Лёля хорошо помнит: тетя Лида в своей шляпке, с палкой в руках, тяжелая походка. Почти семьдесят, но она все еще была бодра, беременная Лёля едва за ней поспевала. Громкий, резкий голос разносился по пустому саду:
– Цепляться за романтический канон так же глупо, как верить во флогистон или систему Птолемея. Для своего времени – огромный шаг вперед, да. Но это время давно прошло. Вот поэтому, Леночка, все романтические мечты при столкновении с реальностью оказываются таким дерьмом. Потому что они морально устарели. Люди уже обособились дальше некуда, настало время опять найти свою общность.

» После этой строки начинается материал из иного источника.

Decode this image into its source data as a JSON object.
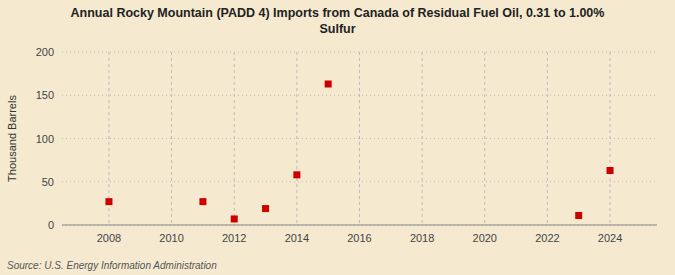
{
  "chart_data": {
    "type": "scatter",
    "title": "Annual Rocky Mountain (PADD 4) Imports from Canada of Residual Fuel Oil, 0.31 to 1.00%\nSulfur",
    "y_label": "Thousand Barrels",
    "annotations": [
      "Source: U.S. Energy Information Administration"
    ],
    "x": [
      2008,
      2011,
      2012,
      2013,
      2014,
      2015,
      2023,
      2024
    ],
    "values": [
      27,
      27,
      7,
      19,
      58,
      163,
      11,
      63
    ],
    "color": "#cc0000",
    "marker": "square",
    "xlim": [
      2006.5,
      2025.5
    ],
    "ylim": [
      0,
      200
    ],
    "xticks": [
      2008,
      2010,
      2012,
      2014,
      2016,
      2018,
      2020,
      2022,
      2024
    ],
    "yticks": [
      0,
      50,
      100,
      150,
      200
    ],
    "grid": true
  }
}
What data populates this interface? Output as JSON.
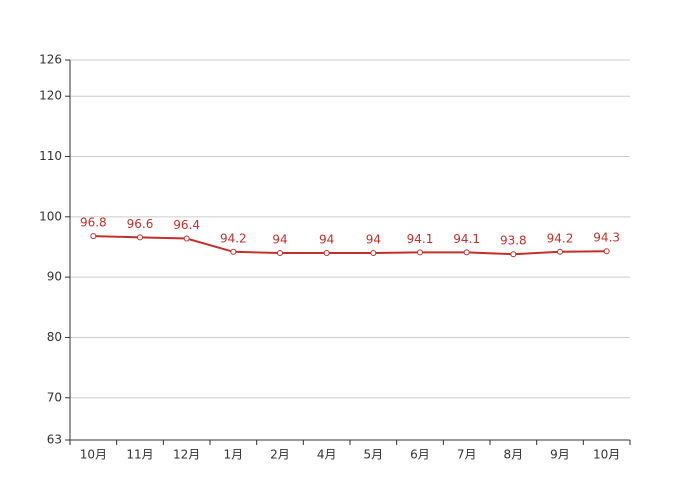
{
  "chart_data": {
    "type": "line",
    "categories": [
      "10月",
      "11月",
      "12月",
      "1月",
      "2月",
      "4月",
      "5月",
      "6月",
      "7月",
      "8月",
      "9月",
      "10月"
    ],
    "values": [
      96.8,
      96.6,
      96.4,
      94.2,
      94,
      94,
      94,
      94.1,
      94.1,
      93.8,
      94.2,
      94.3
    ],
    "color": "#c0302c",
    "ylim": [
      63,
      126
    ],
    "yticks": [
      63,
      70,
      80,
      90,
      100,
      110,
      120,
      126
    ],
    "grid": true
  }
}
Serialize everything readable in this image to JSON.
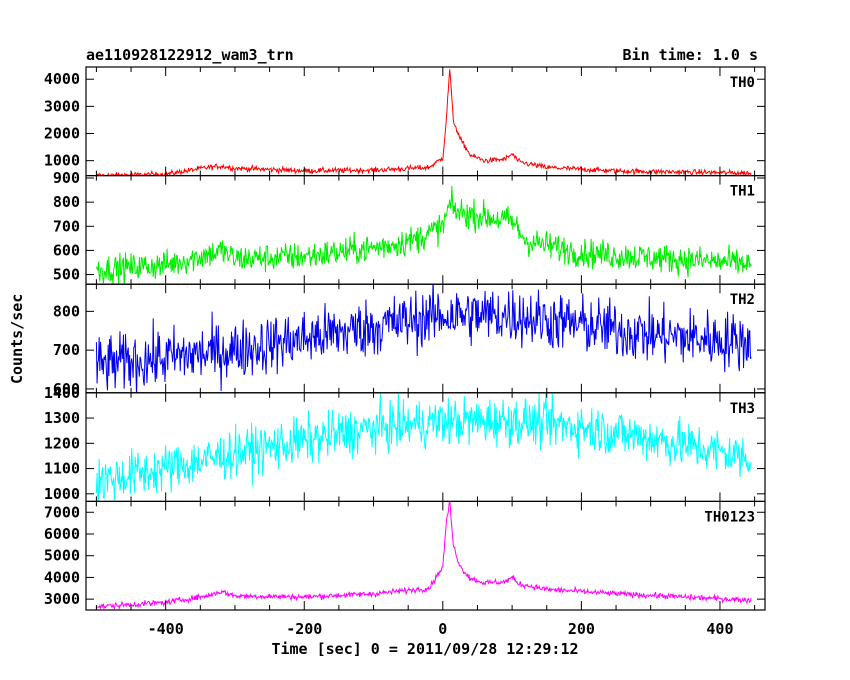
{
  "header": {
    "title": "ae110928122912_wam3_trn",
    "bin_time": "Bin time: 1.0 s"
  },
  "chart_data": {
    "type": "line",
    "xlabel": "Time [sec] 0 = 2011/09/28 12:29:12",
    "ylabel": "Counts/sec",
    "xlim": [
      -515,
      465
    ],
    "x_ticks": [
      -400,
      -200,
      0,
      200,
      400
    ],
    "x_range_data": [
      -500,
      445
    ],
    "panels": [
      {
        "name": "TH0",
        "color": "#ff0000",
        "ylim": [
          450,
          4450
        ],
        "y_ticks": [
          1000,
          2000,
          3000,
          4000
        ],
        "baseline": [
          [
            -500,
            450
          ],
          [
            -400,
            500
          ],
          [
            -340,
            750
          ],
          [
            -320,
            800
          ],
          [
            -300,
            720
          ],
          [
            -200,
            630
          ],
          [
            -100,
            650
          ],
          [
            -20,
            750
          ],
          [
            0,
            1100
          ],
          [
            5,
            2500
          ],
          [
            10,
            4400
          ],
          [
            15,
            2500
          ],
          [
            25,
            1800
          ],
          [
            40,
            1200
          ],
          [
            60,
            1000
          ],
          [
            90,
            1050
          ],
          [
            100,
            1250
          ],
          [
            110,
            950
          ],
          [
            150,
            750
          ],
          [
            250,
            620
          ],
          [
            445,
            540
          ]
        ],
        "noise": 50
      },
      {
        "name": "TH1",
        "color": "#00ee00",
        "ylim": [
          460,
          910
        ],
        "y_ticks": [
          500,
          600,
          700,
          800,
          900
        ],
        "baseline": [
          [
            -500,
            520
          ],
          [
            -400,
            540
          ],
          [
            -330,
            590
          ],
          [
            -320,
            600
          ],
          [
            -300,
            565
          ],
          [
            -200,
            575
          ],
          [
            -100,
            610
          ],
          [
            -40,
            645
          ],
          [
            0,
            700
          ],
          [
            10,
            790
          ],
          [
            20,
            760
          ],
          [
            60,
            740
          ],
          [
            100,
            720
          ],
          [
            120,
            640
          ],
          [
            200,
            590
          ],
          [
            300,
            570
          ],
          [
            445,
            545
          ]
        ],
        "noise": 30
      },
      {
        "name": "TH2",
        "color": "#0000ee",
        "ylim": [
          590,
          870
        ],
        "y_ticks": [
          600,
          700,
          800
        ],
        "baseline": [
          [
            -500,
            660
          ],
          [
            -400,
            680
          ],
          [
            -300,
            700
          ],
          [
            -200,
            730
          ],
          [
            -100,
            760
          ],
          [
            0,
            790
          ],
          [
            100,
            790
          ],
          [
            200,
            765
          ],
          [
            300,
            740
          ],
          [
            445,
            720
          ]
        ],
        "noise": 38
      },
      {
        "name": "TH3",
        "color": "#00ffff",
        "ylim": [
          970,
          1400
        ],
        "y_ticks": [
          1000,
          1100,
          1200,
          1300,
          1400
        ],
        "baseline": [
          [
            -500,
            1050
          ],
          [
            -400,
            1100
          ],
          [
            -300,
            1160
          ],
          [
            -200,
            1210
          ],
          [
            -100,
            1260
          ],
          [
            0,
            1285
          ],
          [
            100,
            1290
          ],
          [
            200,
            1265
          ],
          [
            300,
            1220
          ],
          [
            445,
            1140
          ]
        ],
        "noise": 48
      },
      {
        "name": "TH0123",
        "color": "#ff00ff",
        "ylim": [
          2500,
          7500
        ],
        "y_ticks": [
          3000,
          4000,
          5000,
          6000,
          7000
        ],
        "baseline": [
          [
            -500,
            2650
          ],
          [
            -400,
            2850
          ],
          [
            -340,
            3150
          ],
          [
            -320,
            3350
          ],
          [
            -300,
            3150
          ],
          [
            -200,
            3100
          ],
          [
            -100,
            3250
          ],
          [
            -20,
            3500
          ],
          [
            0,
            4500
          ],
          [
            5,
            6500
          ],
          [
            10,
            7500
          ],
          [
            15,
            5500
          ],
          [
            25,
            4500
          ],
          [
            40,
            3950
          ],
          [
            60,
            3750
          ],
          [
            90,
            3800
          ],
          [
            100,
            4000
          ],
          [
            110,
            3700
          ],
          [
            150,
            3450
          ],
          [
            250,
            3250
          ],
          [
            445,
            2950
          ]
        ],
        "noise": 65
      }
    ]
  }
}
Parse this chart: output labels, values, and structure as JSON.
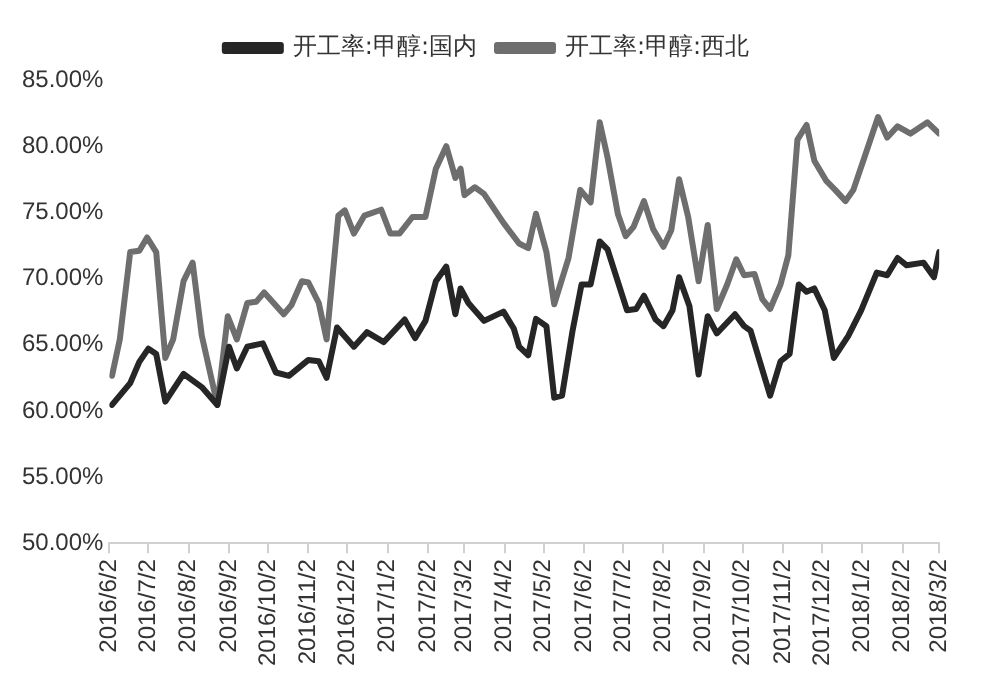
{
  "chart_data": {
    "type": "line",
    "legend": "top",
    "grid": false,
    "marker": "none",
    "line_style": "solid",
    "xlim": [
      "2016-06-02",
      "2018-03-02"
    ],
    "xticks": [
      {
        "value": "2016-06-02",
        "label": "2016/6/2"
      },
      {
        "value": "2016-07-02",
        "label": "2016/7/2"
      },
      {
        "value": "2016-08-02",
        "label": "2016/8/2"
      },
      {
        "value": "2016-09-02",
        "label": "2016/9/2"
      },
      {
        "value": "2016-10-02",
        "label": "2016/10/2"
      },
      {
        "value": "2016-11-02",
        "label": "2016/11/2"
      },
      {
        "value": "2016-12-02",
        "label": "2016/12/2"
      },
      {
        "value": "2017-01-02",
        "label": "2017/1/2"
      },
      {
        "value": "2017-02-02",
        "label": "2017/2/2"
      },
      {
        "value": "2017-03-02",
        "label": "2017/3/2"
      },
      {
        "value": "2017-04-02",
        "label": "2017/4/2"
      },
      {
        "value": "2017-05-02",
        "label": "2017/5/2"
      },
      {
        "value": "2017-06-02",
        "label": "2017/6/2"
      },
      {
        "value": "2017-07-02",
        "label": "2017/7/2"
      },
      {
        "value": "2017-08-02",
        "label": "2017/8/2"
      },
      {
        "value": "2017-09-02",
        "label": "2017/9/2"
      },
      {
        "value": "2017-10-02",
        "label": "2017/10/2"
      },
      {
        "value": "2017-11-02",
        "label": "2017/11/2"
      },
      {
        "value": "2017-12-02",
        "label": "2017/12/2"
      },
      {
        "value": "2018-01-02",
        "label": "2018/1/2"
      },
      {
        "value": "2018-02-02",
        "label": "2018/2/2"
      },
      {
        "value": "2018-03-02",
        "label": "2018/3/2"
      }
    ],
    "ylim": [
      50,
      85
    ],
    "yticks": [
      {
        "value": 50,
        "label": "50.00%"
      },
      {
        "value": 55,
        "label": "55.00%"
      },
      {
        "value": 60,
        "label": "60.00%"
      },
      {
        "value": 65,
        "label": "65.00%"
      },
      {
        "value": 70,
        "label": "70.00%"
      },
      {
        "value": 75,
        "label": "75.00%"
      },
      {
        "value": 80,
        "label": "80.00%"
      },
      {
        "value": 85,
        "label": "85.00%"
      }
    ],
    "series": [
      {
        "name": "开工率:甲醇:国内",
        "color": "#262626",
        "x": [
          "2016-06-04",
          "2016-06-18",
          "2016-06-25",
          "2016-07-02",
          "2016-07-08",
          "2016-07-15",
          "2016-07-29",
          "2016-08-12",
          "2016-08-24",
          "2016-09-02",
          "2016-09-08",
          "2016-09-16",
          "2016-09-28",
          "2016-10-08",
          "2016-10-18",
          "2016-11-02",
          "2016-11-10",
          "2016-11-16",
          "2016-11-24",
          "2016-12-07",
          "2016-12-17",
          "2016-12-30",
          "2017-01-15",
          "2017-01-23",
          "2017-01-31",
          "2017-02-08",
          "2017-02-16",
          "2017-02-23",
          "2017-02-27",
          "2017-03-05",
          "2017-03-17",
          "2017-04-01",
          "2017-04-09",
          "2017-04-13",
          "2017-04-20",
          "2017-04-26",
          "2017-05-04",
          "2017-05-10",
          "2017-05-16",
          "2017-05-24",
          "2017-05-31",
          "2017-06-07",
          "2017-06-14",
          "2017-06-20",
          "2017-07-05",
          "2017-07-12",
          "2017-07-18",
          "2017-07-27",
          "2017-08-02",
          "2017-08-09",
          "2017-08-14",
          "2017-08-22",
          "2017-08-29",
          "2017-09-05",
          "2017-09-12",
          "2017-09-26",
          "2017-10-03",
          "2017-10-08",
          "2017-10-23",
          "2017-10-31",
          "2017-11-07",
          "2017-11-14",
          "2017-11-20",
          "2017-11-26",
          "2017-12-04",
          "2017-12-11",
          "2017-12-22",
          "2018-01-01",
          "2018-01-13",
          "2018-01-21",
          "2018-01-29",
          "2018-02-05",
          "2018-02-18",
          "2018-02-26",
          "2018-03-02"
        ],
        "values": [
          60.45,
          62.1,
          63.7,
          64.7,
          64.3,
          60.7,
          62.8,
          61.8,
          60.45,
          64.85,
          63.2,
          64.85,
          65.1,
          62.9,
          62.65,
          63.85,
          63.75,
          62.5,
          66.3,
          64.85,
          65.95,
          65.2,
          66.9,
          65.5,
          66.8,
          69.8,
          70.9,
          67.3,
          69.25,
          68.15,
          66.8,
          67.5,
          66.2,
          64.85,
          64.2,
          66.95,
          66.4,
          61.0,
          61.15,
          66.0,
          69.55,
          69.55,
          72.8,
          72.2,
          67.6,
          67.7,
          68.7,
          66.9,
          66.4,
          67.6,
          70.1,
          67.9,
          62.75,
          67.15,
          65.85,
          67.3,
          66.4,
          66.05,
          61.15,
          63.75,
          64.3,
          69.55,
          69.0,
          69.25,
          67.6,
          64.0,
          65.65,
          67.6,
          70.45,
          70.25,
          71.55,
          71.0,
          71.2,
          70.1,
          72.0
        ]
      },
      {
        "name": "开工率:甲醇:西北",
        "color": "#6e6e6e",
        "x": [
          "2016-06-04",
          "2016-06-10",
          "2016-06-18",
          "2016-06-25",
          "2016-07-01",
          "2016-07-08",
          "2016-07-15",
          "2016-07-21",
          "2016-07-29",
          "2016-08-05",
          "2016-08-12",
          "2016-08-24",
          "2016-09-01",
          "2016-09-08",
          "2016-09-16",
          "2016-09-23",
          "2016-09-29",
          "2016-10-14",
          "2016-10-20",
          "2016-10-28",
          "2016-11-02",
          "2016-11-10",
          "2016-11-16",
          "2016-11-25",
          "2016-11-30",
          "2016-12-07",
          "2016-12-15",
          "2016-12-28",
          "2017-01-04",
          "2017-01-11",
          "2017-01-21",
          "2017-01-31",
          "2017-02-08",
          "2017-02-16",
          "2017-02-23",
          "2017-02-27",
          "2017-03-02",
          "2017-03-10",
          "2017-03-17",
          "2017-04-01",
          "2017-04-13",
          "2017-04-20",
          "2017-04-26",
          "2017-05-04",
          "2017-05-10",
          "2017-05-21",
          "2017-05-30",
          "2017-06-07",
          "2017-06-14",
          "2017-06-20",
          "2017-06-28",
          "2017-07-04",
          "2017-07-10",
          "2017-07-18",
          "2017-07-25",
          "2017-08-02",
          "2017-08-08",
          "2017-08-14",
          "2017-08-21",
          "2017-08-29",
          "2017-09-05",
          "2017-09-12",
          "2017-09-20",
          "2017-09-27",
          "2017-10-03",
          "2017-10-11",
          "2017-10-17",
          "2017-10-23",
          "2017-10-31",
          "2017-11-06",
          "2017-11-13",
          "2017-11-20",
          "2017-11-26",
          "2017-12-05",
          "2017-12-12",
          "2017-12-20",
          "2017-12-26",
          "2018-01-04",
          "2018-01-14",
          "2018-01-21",
          "2018-01-29",
          "2018-02-08",
          "2018-02-21",
          "2018-03-02"
        ],
        "values": [
          62.65,
          65.4,
          72.0,
          72.1,
          73.1,
          72.0,
          64.0,
          65.4,
          69.8,
          71.2,
          65.7,
          60.45,
          67.15,
          65.4,
          68.15,
          68.25,
          68.95,
          67.3,
          68.0,
          69.8,
          69.7,
          68.15,
          65.4,
          74.75,
          75.15,
          73.4,
          74.75,
          75.2,
          73.4,
          73.4,
          74.65,
          74.65,
          78.3,
          80.0,
          77.6,
          78.3,
          76.3,
          76.9,
          76.4,
          74.2,
          72.65,
          72.3,
          74.9,
          72.0,
          68.05,
          71.55,
          76.7,
          75.75,
          81.8,
          79.15,
          74.85,
          73.2,
          73.9,
          75.85,
          73.75,
          72.4,
          73.65,
          77.5,
          74.65,
          69.8,
          74.05,
          67.7,
          69.55,
          71.45,
          70.25,
          70.35,
          68.45,
          67.7,
          69.55,
          71.75,
          80.5,
          81.6,
          78.9,
          77.4,
          76.7,
          75.85,
          76.7,
          79.3,
          82.2,
          80.65,
          81.5,
          80.95,
          81.8,
          80.95
        ]
      }
    ]
  }
}
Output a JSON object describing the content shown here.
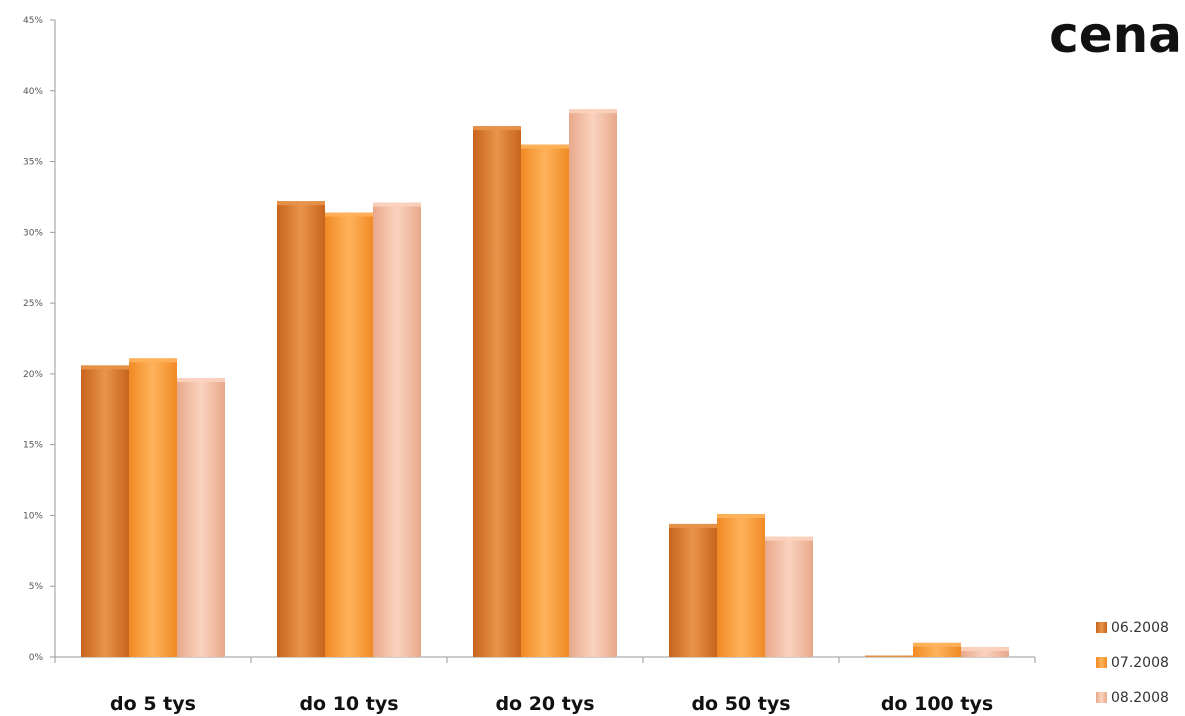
{
  "chart_data": {
    "type": "bar",
    "title": "cena",
    "xlabel": "",
    "ylabel": "",
    "categories": [
      "do 5 tys",
      "do 10 tys",
      "do 20 tys",
      "do 50 tys",
      "do 100 tys"
    ],
    "series": [
      {
        "name": "06.2008",
        "values": [
          20.6,
          32.2,
          37.5,
          9.4,
          0.1
        ],
        "color": "#c8641c",
        "color_light": "#e8944a"
      },
      {
        "name": "07.2008",
        "values": [
          21.1,
          31.4,
          36.2,
          10.1,
          1.0
        ],
        "color": "#f08a24",
        "color_light": "#ffb35c"
      },
      {
        "name": "08.2008",
        "values": [
          19.7,
          32.1,
          38.7,
          8.5,
          0.7
        ],
        "color": "#e8a88a",
        "color_light": "#fbd3bf"
      }
    ],
    "ylim": [
      0,
      45
    ],
    "yticks": [
      "0%",
      "5%",
      "10%",
      "15%",
      "20%",
      "25%",
      "30%",
      "35%",
      "40%",
      "45%"
    ],
    "grid": false,
    "legend_position": "bottom-right"
  }
}
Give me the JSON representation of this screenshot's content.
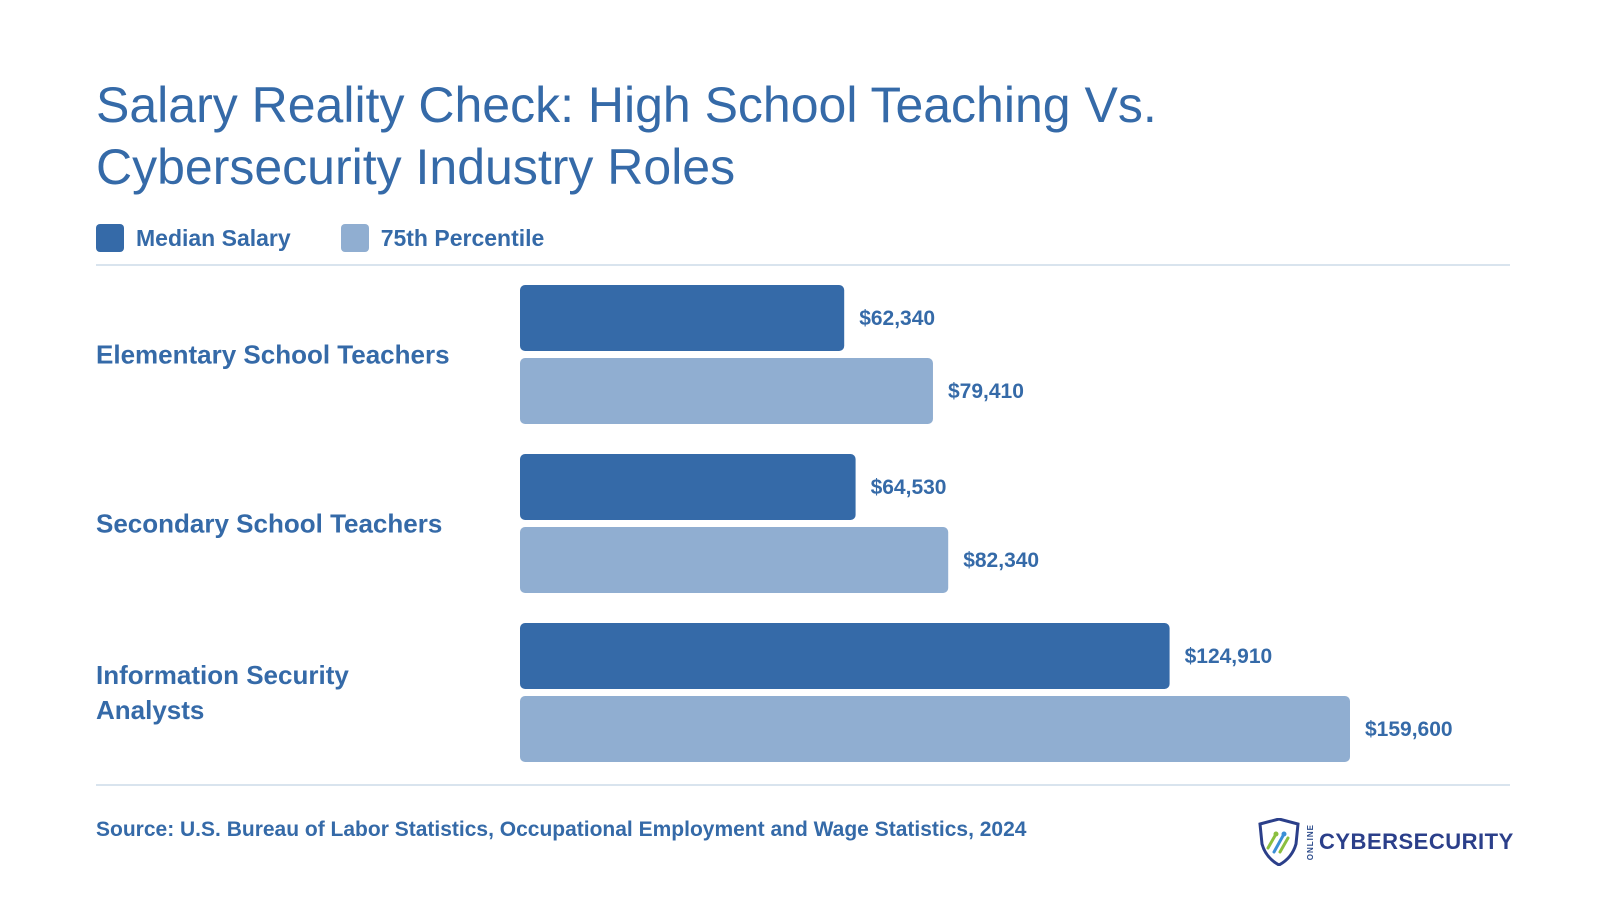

Лёля никогда не слышала, чтобы сверстники ее родителей говорили слово «дерьмо», – это и задело ее, и развеселило.
– А любовь – тоже дерьмо? – спросила она.
– Романтическая любовь, Леночка, удивительное дерьмо, – ответила тетка, а потом добавила: – Впрочем, не возьмусь сказать, чтó дерьмовей из всего этого протухшего набора: очарование смерти, прелесть одиночества, власть над людьми, неземная страсть, безответная любовь… Мне семьдесят скоро, я всего этого навидалась.
– А творчество? – спросила Лёля.
– Творчество – тоже дерьмо. Ты почитай немецких романтиков, которые придумали всех этих безумных художников и сумасшедших поэтов. Неслучайно в конце концов все кончилось Бодлером, у которого отбросы и дерьмо – уже не метафора, а тема.
– Бодлер – прекрасный поэт, – уверенно сказала Лёля, – его Цветаева переводила!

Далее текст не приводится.